Ranil Wickremesinghe said President Chandrika Kumaratunga's surprise action on Tuesday was calculated to sabotage the peace process with Tamil Tiger rebels.
Speaking in Washington, he said: "I pledge to you that your government will not allow this desperate and irresponsible attempt to undermine the peace process... to succeed."
Kumaratunga's move is being seen as a prelude to snap elections and a blow to the country's peace process.
The president, whose party is in parliamentary opposition, dismissed three ministers including Defence Minister Tilak Marapana, whom she had earlier accused of granting too many concessions to the Tamil rebels.
Western and Asian diplomats said they believed the political crisis between Kumaratunga and the cohabitation government would have a serious impact on Norway's attempts to revive the island's stalled peace process.
A senior government minister has said he expects Kumaratunga to call fresh elections after the suspension of parliament lapses on 19 November.
"As much as the government has few options to check the president, she too can't do much to run an administration like this... The only way out is a snap election."
"I pledge to you that your government will not allow this desperate and irresponsible attempt to undermine the peace process... to succeed"
Sri Lankan prime minister
The minister added the government was ready to face an election as it was confident of improving its majority, and the party would face the vote with Kumaratunga controlling the vital state media, security forces and the police.
A government under Kumaratunga's party was elected in October 2000, but collapsed in a year amid defections.
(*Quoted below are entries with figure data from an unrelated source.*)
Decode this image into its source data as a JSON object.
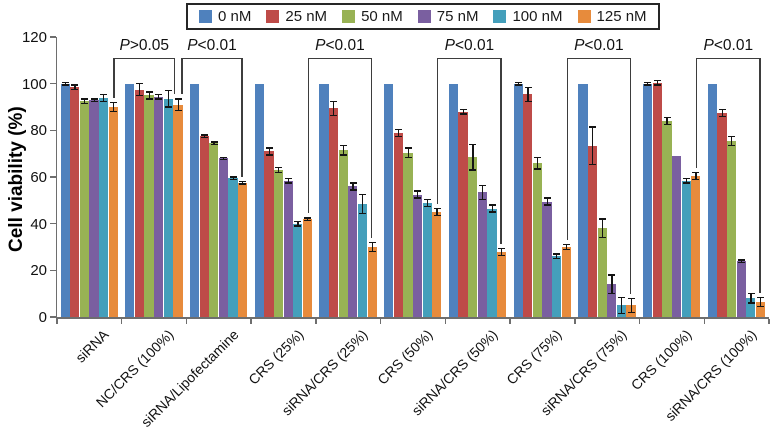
{
  "chart_data": {
    "type": "bar",
    "title": "",
    "ylabel": "Cell viability (%)",
    "xlabel": "",
    "ylim": [
      0,
      120
    ],
    "yticks": [
      0,
      20,
      40,
      60,
      80,
      100,
      120
    ],
    "grid": false,
    "legend_position": "top",
    "categories": [
      "siRNA",
      "NC/CRS (100%)",
      "siRNA/Lipofectamine",
      "CRS (25%)",
      "siRNA/CRS (25%)",
      "CRS (50%)",
      "siRNA/CRS (50%)",
      "CRS (75%)",
      "siRNA/CRS (75%)",
      "CRS (100%)",
      "siRNA/CRS (100%)"
    ],
    "series": [
      {
        "name": "0 nM",
        "color": "#4F81BD",
        "values": [
          100,
          100,
          100,
          100,
          100,
          100,
          100,
          100,
          100,
          100,
          100
        ],
        "errors": [
          0.5,
          0,
          0,
          0,
          0,
          0,
          0,
          0.5,
          0,
          0.5,
          0
        ]
      },
      {
        "name": "25 nM",
        "color": "#BE4B48",
        "values": [
          98.5,
          97.5,
          77.5,
          71,
          89.5,
          79,
          88,
          95.5,
          73.5,
          100.5,
          87.5
        ],
        "errors": [
          1,
          2.5,
          0.5,
          1.5,
          3,
          1.5,
          1,
          3,
          8,
          1,
          1.5
        ]
      },
      {
        "name": "50 nM",
        "color": "#98B254",
        "values": [
          92.5,
          95,
          74.5,
          63,
          71.5,
          70.5,
          68.5,
          66,
          38,
          84,
          75.5
        ],
        "errors": [
          1,
          1.5,
          0.5,
          1,
          2,
          2,
          5.5,
          2.5,
          4,
          1.5,
          2
        ]
      },
      {
        "name": "75 nM",
        "color": "#7A5FA0",
        "values": [
          93,
          94.5,
          68,
          58.5,
          56,
          52.5,
          53.5,
          49.5,
          14,
          69,
          24
        ],
        "errors": [
          0.5,
          1,
          0.5,
          1,
          1.5,
          1.5,
          3,
          1.5,
          4,
          0,
          0.5
        ]
      },
      {
        "name": "100 nM",
        "color": "#449FBB",
        "values": [
          94,
          93.5,
          59.5,
          40,
          48.5,
          49,
          46.5,
          26,
          5,
          58.5,
          8
        ],
        "errors": [
          1.5,
          3.5,
          0.5,
          1,
          4,
          1.5,
          1.5,
          1,
          3.5,
          1,
          2
        ]
      },
      {
        "name": "125 nM",
        "color": "#E78B3C",
        "values": [
          90,
          91,
          57.5,
          42,
          30,
          45,
          28,
          30,
          5,
          60.5,
          6.5
        ],
        "errors": [
          2,
          2.5,
          0.5,
          0.5,
          2,
          1.5,
          1.5,
          1,
          3,
          1.5,
          2
        ]
      }
    ],
    "annotations": [
      {
        "label": "P>0.05",
        "from_group": 0,
        "to_group": 1,
        "series": 5
      },
      {
        "label": "P<0.01",
        "from_group": 1,
        "to_group": 2,
        "series": 5
      },
      {
        "label": "P<0.01",
        "from_group": 3,
        "to_group": 4,
        "series": 5
      },
      {
        "label": "P<0.01",
        "from_group": 5,
        "to_group": 6,
        "series": 5
      },
      {
        "label": "P<0.01",
        "from_group": 7,
        "to_group": 8,
        "series": 5
      },
      {
        "label": "P<0.01",
        "from_group": 9,
        "to_group": 10,
        "series": 5
      }
    ]
  }
}
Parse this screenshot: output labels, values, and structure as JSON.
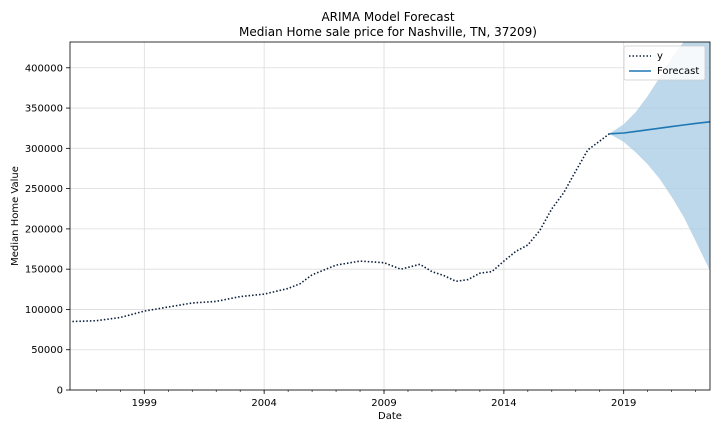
{
  "chart_data": {
    "type": "line",
    "title": "ARIMA Model Forecast",
    "subtitle": "Median Home sale price for Nashville, TN, 37209)",
    "xlabel": "Date",
    "ylabel": "Median Home Value",
    "xlim": [
      1995.9,
      2022.6
    ],
    "ylim": [
      0,
      432000
    ],
    "x_ticks": [
      "1999",
      "2004",
      "2009",
      "2014",
      "2019"
    ],
    "x_tick_values": [
      1999,
      2004,
      2009,
      2014,
      2019
    ],
    "y_ticks": [
      "0",
      "50000",
      "100000",
      "150000",
      "200000",
      "250000",
      "300000",
      "350000",
      "400000"
    ],
    "y_tick_values": [
      0,
      50000,
      100000,
      150000,
      200000,
      250000,
      300000,
      350000,
      400000
    ],
    "grid": true,
    "legend_position": "top-right",
    "legend": [
      "y",
      "Forecast"
    ],
    "colors": {
      "observed": "#0b1f3a",
      "forecast": "#1f77b4",
      "ci": "#a6cbe3"
    },
    "series": [
      {
        "name": "y",
        "style": "dotted",
        "x": [
          1996.0,
          1997.0,
          1998.0,
          1999.0,
          2000.0,
          2001.0,
          2002.0,
          2003.0,
          2004.0,
          2005.0,
          2005.5,
          2006.0,
          2007.0,
          2008.0,
          2009.0,
          2009.7,
          2010.5,
          2011.0,
          2011.5,
          2012.0,
          2012.5,
          2013.0,
          2013.5,
          2014.0,
          2014.5,
          2015.0,
          2015.5,
          2016.0,
          2016.5,
          2017.0,
          2017.5,
          2018.0,
          2018.4
        ],
        "values": [
          85000,
          86000,
          90000,
          98000,
          103000,
          108000,
          110000,
          116000,
          119000,
          126000,
          132000,
          143000,
          155000,
          160000,
          158000,
          150000,
          156000,
          147000,
          142000,
          135000,
          137000,
          145000,
          147000,
          160000,
          172000,
          180000,
          198000,
          225000,
          245000,
          272000,
          298000,
          309000,
          318000
        ]
      },
      {
        "name": "Forecast",
        "style": "solid",
        "x": [
          2018.4,
          2019.0,
          2019.5,
          2020.0,
          2020.5,
          2021.0,
          2021.5,
          2022.0,
          2022.6
        ],
        "values": [
          318000,
          319000,
          321000,
          323000,
          325000,
          327000,
          329000,
          331000,
          333000
        ]
      }
    ],
    "confidence_interval": {
      "x": [
        2018.4,
        2019.0,
        2019.5,
        2020.0,
        2020.5,
        2021.0,
        2021.5,
        2022.0,
        2022.6
      ],
      "lower": [
        318000,
        308000,
        295000,
        280000,
        262000,
        240000,
        215000,
        185000,
        148000
      ],
      "upper": [
        318000,
        330000,
        345000,
        365000,
        388000,
        412000,
        432000,
        432000,
        432000
      ]
    }
  }
}
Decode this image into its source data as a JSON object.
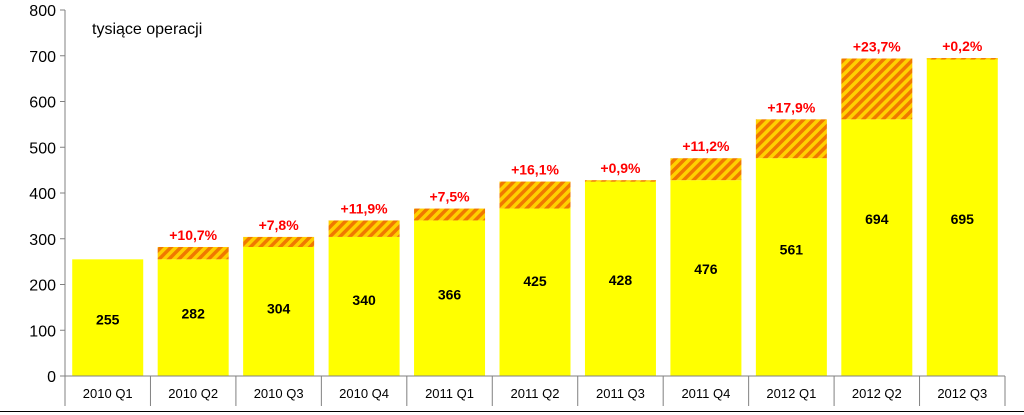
{
  "chart_data": {
    "type": "bar",
    "annotation": "tysiące operacji",
    "categories": [
      "2010 Q1",
      "2010 Q2",
      "2010 Q3",
      "2010 Q4",
      "2011 Q1",
      "2011 Q2",
      "2011 Q3",
      "2011 Q4",
      "2012 Q1",
      "2012 Q2",
      "2012 Q3"
    ],
    "values": [
      255,
      282,
      304,
      340,
      366,
      425,
      428,
      476,
      561,
      694,
      695
    ],
    "value_labels": [
      "255",
      "282",
      "304",
      "340",
      "366",
      "425",
      "428",
      "476",
      "561",
      "694",
      "695"
    ],
    "growth_labels": [
      "",
      "+10,7%",
      "+7,8%",
      "+11,9%",
      "+7,5%",
      "+16,1%",
      "+0,9%",
      "+11,2%",
      "+17,9%",
      "+23,7%",
      "+0,2%"
    ],
    "ylim": [
      0,
      800
    ],
    "yticks": [
      0,
      100,
      200,
      300,
      400,
      500,
      600,
      700,
      800
    ],
    "grid": false,
    "legend": "none",
    "colors": {
      "bar_fill": "#ffff00",
      "increase_stripe_a": "#f07800",
      "increase_stripe_b": "#ffd000",
      "growth_label": "#ff0000",
      "value_label": "#000000",
      "axis": "#808080"
    }
  }
}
In December 2001, her arch rival Ranil Wickremesinghe became prime minister by winning new parliamentary polls.
Tamil separatist conflict
Wickremesinghe revived the Norwegian-brokered peace process to end the Tamil separatist conflict, which has claimed at least 60,000 lives in more than three decades.
He has received strong international support and is due on Wednesday to meet US President George Bush at the White House.
The Tigers said on Saturday they would end an eight-month boycott of peace talks and unveil their first blueprint for power-sharing.
The proposal would turn Sri Lanka into a de facto federal state with more power for the rebels in the northeast of the island where the Tamil minority is dominant.
But Kumaratunga's party has rejected the rebels' plan as a stepping stone for a separate state.
Kumaratunga, who narrowly survived a Tiger assassination attempt in 1999, has repeatedly criticised the government for its concessions to the rebels.
The president also ordered troops to state presses and the state television and radio stations after dismissing the defence, interior and information ministers.
Government troops are guarding
key official buildings
Moderate Tamils said the political instability in the capital undermined peace attempts as it could strengthen the rebel argument that the majority Sinhalese were not serious about a solution.
A Tamil legislator, who does not support the rebels, said a snap election could see the Tigers entering parliament for the first time.
"This would be an opportunity for the Tigers to contest national elections and earn the legitimacy they have been craving," said the Tamil MP, on condition of anonymity.
Parliamentary elections are not due until December 2007, but Kumaratunga's term as president runs until December 2005.